Sebelum wafatnya, Mbok Siti meninggalkan pesan dalam bentuk tulisan. Jangan keluar rumah tanpa memakai atasan yo, Le, bunyi pesannya.
Setelah kematian ibunya, Kasdi tak pernah lagi keluar rumah tanpa memakai baju. Bahkan sekedar membakar sampah di belakang rumah.

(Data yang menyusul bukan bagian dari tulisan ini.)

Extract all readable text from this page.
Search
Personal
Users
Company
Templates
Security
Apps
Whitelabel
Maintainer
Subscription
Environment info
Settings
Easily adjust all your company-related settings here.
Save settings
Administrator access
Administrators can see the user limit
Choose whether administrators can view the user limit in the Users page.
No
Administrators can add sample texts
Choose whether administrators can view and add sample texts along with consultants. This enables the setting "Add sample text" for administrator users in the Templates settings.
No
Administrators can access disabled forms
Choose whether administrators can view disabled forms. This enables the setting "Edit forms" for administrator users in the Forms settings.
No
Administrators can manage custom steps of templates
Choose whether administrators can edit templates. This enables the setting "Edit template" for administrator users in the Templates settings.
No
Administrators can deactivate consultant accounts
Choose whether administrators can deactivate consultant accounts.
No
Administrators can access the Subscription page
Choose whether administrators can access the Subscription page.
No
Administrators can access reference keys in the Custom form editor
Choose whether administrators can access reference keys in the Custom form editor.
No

Selain itu, ada Karno yang menggantikan peran simboknya, mengomeli siapa saja jika Kasdi keluar rumah bertelanjang dada.
ooOOoo
Seandainya tak ada undangan untuk datang ke kediaman rumah Mbah Salam tadi malam, Legiman pasti sudah mendatangi Darman. Dia tak membicarakan hasil omongannya dengan Carik pada Sugik, dia tahu kakaknya akan memilih jalan sabar. Tetapi tidak bagi Legiman, kemarahannya berada di ujung ubun-ubun setelah mendengar omongan Carik.
Siang ini dia keluar rumah diam-diam. Di pinggangnya terselip parang tajam yang telah diasahnya semalaman.
Tujuannya ke arah rumah Darman, membuat pembalasan yang setimpal.